Galxe Starboard: Galxe is a Web3 growth platform, and its newly launched Galxe Starboard is dedicated to rewarding real contributions in off-chain and on-chain actions. Projects can define multiple contribution layers, where what matters is not just how many tweets were sent, but the value brought to the entire project, including post engagement, sentiment, virality, interaction with dApps, holding tokens, minting NFTs, or completing on-chain tasks.
Mirra: Mirra is a decentralized AI model trained on community-selected data, capable of learning from real-time contributions from Web3 users. Specifically, creators publish high-quality content on X, which is equivalent to submitting AI validation data; scouts )Scout### identify high-value content on X and tag @MirraTerminal in replies to submit insights, determining what content the AI learns from and helping to shape intelligent AI.
( Reputation-based InfoFi
Ethos is an on-chain reputation protocol that is entirely based on open protocols and on-chain records, combined with social proof of stake )Social PoS(, generating credibility scores )Credibility Score### through a decentralized mechanism, ensuring the reliability, decentralization, and Sybil attack resistance of its reputation system. Currently, Ethos adopts a strict invitation system. The core function of Ethos is to generate credibility scores, a quantifiable indicator of user trust on-chain. The scoring is based on the following on-chain activities and social interactions: a comment mechanism ( with cumulative utility ), and a guarantee mechanism ( staking Ethereum to endorse other users ).
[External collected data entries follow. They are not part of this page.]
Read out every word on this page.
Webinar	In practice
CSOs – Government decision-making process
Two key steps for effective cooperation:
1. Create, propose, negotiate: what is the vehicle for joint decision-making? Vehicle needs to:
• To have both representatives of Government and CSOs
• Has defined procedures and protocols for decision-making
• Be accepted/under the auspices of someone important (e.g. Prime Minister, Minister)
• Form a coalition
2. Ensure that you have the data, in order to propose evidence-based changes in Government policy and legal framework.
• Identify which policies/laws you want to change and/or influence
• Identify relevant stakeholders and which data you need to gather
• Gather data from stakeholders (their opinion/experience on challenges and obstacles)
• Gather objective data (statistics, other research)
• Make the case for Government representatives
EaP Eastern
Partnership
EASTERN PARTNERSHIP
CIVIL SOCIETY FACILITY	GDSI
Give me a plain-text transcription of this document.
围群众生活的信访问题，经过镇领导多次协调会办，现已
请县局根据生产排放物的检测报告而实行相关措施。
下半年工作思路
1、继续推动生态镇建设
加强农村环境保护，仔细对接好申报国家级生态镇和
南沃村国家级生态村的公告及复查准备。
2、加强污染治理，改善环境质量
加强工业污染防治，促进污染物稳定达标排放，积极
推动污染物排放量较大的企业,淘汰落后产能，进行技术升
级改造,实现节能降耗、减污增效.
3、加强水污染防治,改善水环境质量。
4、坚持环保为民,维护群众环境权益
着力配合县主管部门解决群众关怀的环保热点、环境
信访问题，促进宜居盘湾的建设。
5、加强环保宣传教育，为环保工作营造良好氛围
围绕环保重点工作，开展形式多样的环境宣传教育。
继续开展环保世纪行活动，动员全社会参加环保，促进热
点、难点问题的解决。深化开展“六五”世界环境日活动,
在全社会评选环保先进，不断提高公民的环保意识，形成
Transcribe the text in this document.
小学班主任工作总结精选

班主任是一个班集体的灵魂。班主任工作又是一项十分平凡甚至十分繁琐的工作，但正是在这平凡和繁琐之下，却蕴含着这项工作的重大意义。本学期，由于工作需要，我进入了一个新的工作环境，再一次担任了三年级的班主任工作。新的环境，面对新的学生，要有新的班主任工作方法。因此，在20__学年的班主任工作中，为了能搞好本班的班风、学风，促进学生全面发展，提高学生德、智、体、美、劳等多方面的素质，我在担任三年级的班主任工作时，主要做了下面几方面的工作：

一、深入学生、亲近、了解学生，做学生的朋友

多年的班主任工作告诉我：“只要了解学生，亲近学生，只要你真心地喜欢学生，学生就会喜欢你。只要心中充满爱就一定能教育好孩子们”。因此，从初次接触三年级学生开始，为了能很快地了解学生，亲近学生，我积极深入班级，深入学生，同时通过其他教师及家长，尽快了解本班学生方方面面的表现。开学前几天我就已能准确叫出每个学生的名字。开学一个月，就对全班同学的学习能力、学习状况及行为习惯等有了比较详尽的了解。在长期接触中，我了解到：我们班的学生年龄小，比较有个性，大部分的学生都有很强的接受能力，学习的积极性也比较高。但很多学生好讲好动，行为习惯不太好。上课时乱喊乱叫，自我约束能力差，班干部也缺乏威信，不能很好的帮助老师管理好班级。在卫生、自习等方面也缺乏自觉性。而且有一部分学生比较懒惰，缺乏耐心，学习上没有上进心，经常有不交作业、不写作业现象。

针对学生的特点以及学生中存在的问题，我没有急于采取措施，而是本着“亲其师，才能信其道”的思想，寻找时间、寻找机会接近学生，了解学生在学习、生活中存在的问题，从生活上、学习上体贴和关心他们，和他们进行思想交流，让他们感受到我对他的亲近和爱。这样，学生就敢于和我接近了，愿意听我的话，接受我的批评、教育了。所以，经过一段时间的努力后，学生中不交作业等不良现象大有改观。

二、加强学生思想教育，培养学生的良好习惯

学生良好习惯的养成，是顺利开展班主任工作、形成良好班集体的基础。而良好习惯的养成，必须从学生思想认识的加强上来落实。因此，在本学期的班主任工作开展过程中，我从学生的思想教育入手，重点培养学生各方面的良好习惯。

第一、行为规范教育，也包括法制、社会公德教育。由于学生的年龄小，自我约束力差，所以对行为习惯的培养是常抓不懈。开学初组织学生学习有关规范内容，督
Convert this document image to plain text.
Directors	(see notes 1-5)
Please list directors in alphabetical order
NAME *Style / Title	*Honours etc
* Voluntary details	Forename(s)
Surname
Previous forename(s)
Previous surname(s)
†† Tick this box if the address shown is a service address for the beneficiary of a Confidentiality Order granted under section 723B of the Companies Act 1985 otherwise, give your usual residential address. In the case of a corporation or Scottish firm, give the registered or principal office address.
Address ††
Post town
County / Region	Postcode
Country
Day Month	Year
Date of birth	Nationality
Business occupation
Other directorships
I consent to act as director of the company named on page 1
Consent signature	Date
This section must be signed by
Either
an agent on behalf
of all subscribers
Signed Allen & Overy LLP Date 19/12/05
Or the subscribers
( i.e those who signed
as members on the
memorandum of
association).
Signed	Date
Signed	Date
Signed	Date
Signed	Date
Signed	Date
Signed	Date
Ethos also launched a reputation market that allows users to speculate on the reputation of individuals, companies, DAOs, and even AI entities by buying and selling "trust votes" and "distrust votes", essentially going long or short on reputation.
GiveRep: Primarily built on Sui, it aims to convert users' social influence and community participation into quantifiable on-chain reputation through their activities on the X platform, and incentivizes user participation through rewards. Commenting and tagging GiveRep's official Twitter under a creator's post allows both the commenter and the creator to earn one reputation point each. To limit abuse, GiveRep restricts this commenting and tagging behavior to no more than 3 times per day, including 3 times (, while creators can receive unlimited points daily. Comments and tags from Sui ecosystem projects and ambassadors will earn additional points.
) Attention Market / Forecast
Noise: is a trend discovery and trading platform based on MegaETH, currently requiring an invitation code to experience. Users can go long or short on the project's attention.
Upside: Upside is a social prediction market ( investors include Arthur Hayes ), rewarding the discovery, sharing, and prediction of valuable content and links, creating a dynamic market through a liking mechanism. Profits are distributed based on ratios.